As of May 2011, most of the detainees at Camp Echo were so-called "detainees of interest." That month, one of them, Inayatullah (also known as Haji Naseem, ISN 10028) was found dead in the small recreation yard outside his cell at approximately 3:50 am. According to Army investigators, Naseem was allowed to go back and forth to the recreation yard without having the door to his cell locked. In the middle of the night, guards found Naseem hanging from a pole in the fence of the recreation yard, in a noose improvised from one of his bedsheets. Guards were on record as complaining to their superiors about "special privileges" allotted the prisoners at Camp Echo. Naseem was perhaps special because of his psychiatric history and previous suicide attempts, or possibly was special ("of interest") because he was, at least some of the time, cooperating with interrogators.
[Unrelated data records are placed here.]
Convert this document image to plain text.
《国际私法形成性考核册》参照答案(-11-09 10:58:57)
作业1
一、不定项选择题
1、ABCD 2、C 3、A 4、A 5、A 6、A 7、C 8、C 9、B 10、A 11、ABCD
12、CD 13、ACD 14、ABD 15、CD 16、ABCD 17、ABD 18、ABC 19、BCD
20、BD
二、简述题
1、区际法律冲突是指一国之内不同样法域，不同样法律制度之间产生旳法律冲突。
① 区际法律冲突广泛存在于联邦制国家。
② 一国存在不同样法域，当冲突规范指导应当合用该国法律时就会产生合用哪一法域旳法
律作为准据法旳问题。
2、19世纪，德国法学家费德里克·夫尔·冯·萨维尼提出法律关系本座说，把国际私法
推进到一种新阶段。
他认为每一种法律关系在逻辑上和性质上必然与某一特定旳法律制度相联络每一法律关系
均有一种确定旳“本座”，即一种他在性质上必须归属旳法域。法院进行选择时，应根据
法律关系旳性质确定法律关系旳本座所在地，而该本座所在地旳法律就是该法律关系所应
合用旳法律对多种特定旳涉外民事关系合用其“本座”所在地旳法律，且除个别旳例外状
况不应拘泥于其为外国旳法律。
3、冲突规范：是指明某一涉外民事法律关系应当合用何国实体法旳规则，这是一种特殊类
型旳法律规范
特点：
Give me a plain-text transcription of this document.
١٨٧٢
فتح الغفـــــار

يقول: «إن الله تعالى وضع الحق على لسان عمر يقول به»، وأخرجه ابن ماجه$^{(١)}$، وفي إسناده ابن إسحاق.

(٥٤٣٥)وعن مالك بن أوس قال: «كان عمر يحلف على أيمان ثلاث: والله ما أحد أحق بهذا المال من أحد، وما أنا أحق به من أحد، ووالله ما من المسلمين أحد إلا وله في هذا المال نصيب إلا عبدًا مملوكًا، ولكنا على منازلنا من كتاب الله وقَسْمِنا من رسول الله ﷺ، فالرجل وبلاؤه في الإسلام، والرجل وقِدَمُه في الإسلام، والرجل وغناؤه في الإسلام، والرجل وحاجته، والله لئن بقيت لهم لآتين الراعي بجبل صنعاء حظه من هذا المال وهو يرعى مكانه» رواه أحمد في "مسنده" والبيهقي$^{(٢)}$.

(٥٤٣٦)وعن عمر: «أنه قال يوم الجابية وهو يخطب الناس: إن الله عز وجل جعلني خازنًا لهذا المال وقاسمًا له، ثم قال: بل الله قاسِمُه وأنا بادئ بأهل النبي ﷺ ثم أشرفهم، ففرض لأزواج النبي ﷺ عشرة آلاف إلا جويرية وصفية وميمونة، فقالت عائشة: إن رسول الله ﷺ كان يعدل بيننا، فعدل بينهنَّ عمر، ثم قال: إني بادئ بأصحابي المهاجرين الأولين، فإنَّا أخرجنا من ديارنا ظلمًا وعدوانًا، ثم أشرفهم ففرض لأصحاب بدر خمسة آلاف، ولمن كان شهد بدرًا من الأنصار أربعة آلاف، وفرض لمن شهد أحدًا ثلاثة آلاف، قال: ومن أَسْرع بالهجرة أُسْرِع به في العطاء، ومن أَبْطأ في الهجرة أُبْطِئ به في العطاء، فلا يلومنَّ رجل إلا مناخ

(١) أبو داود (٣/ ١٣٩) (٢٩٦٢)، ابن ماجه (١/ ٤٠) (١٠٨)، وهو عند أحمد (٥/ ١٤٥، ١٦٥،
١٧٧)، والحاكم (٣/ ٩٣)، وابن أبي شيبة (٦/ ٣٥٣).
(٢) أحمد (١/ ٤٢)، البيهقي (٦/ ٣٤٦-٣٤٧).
Camp Echo consists of separate one-story buildings, each a cell divided into two rooms by mesh grates. This division allows lawyers to consult with detainees in the area of their cells. Military officials also use the facilities to interrogate detainees, shackling them to the floor. The eight feet by ten feet (2.4 m by 3 m) concrete buildings have narrow, slotted translucent plastic in the doors but no real windows; they are air-conditioned and heated. The cell side contains a toilet and a cot. The visitor side contains a table and chairs.

Martin Mubanga, a British resident who was released without charges in January 2005 after being held for nearly three years, described being subjected to extremes of heat and cold during interrogation, which during one period happened on a daily basis. He and other former prisoners have described other abuses and torture at the hands of American interrogators.

Outside visitors to Camp Echo, such as attorneys for detainees, must pass through several guarded checkpoint gates. The camp is surrounded by high razor wire fences and is shrouded behind a thick green mesh. Walkways are drawn in the crushed white rock on the ground of the camp, and visitors are instructed to stay within these boundaries.

Camp Echo is under 24-hour guard by U.S. military police. Air patrol is provided by the Federal Air Marshals, and coastal protection is provided by the U.S. Coast Guard, both of which are part of the U.S. Department of Homeland Security.

Camp Delta is composed of detention camps 1, 2, 3, 4. Camp Echo is near it.

According to an article by Carol Rosenberg, published in The New York Times, on 17 September 2019, Camp Echo had been a CIA black site, until 2004.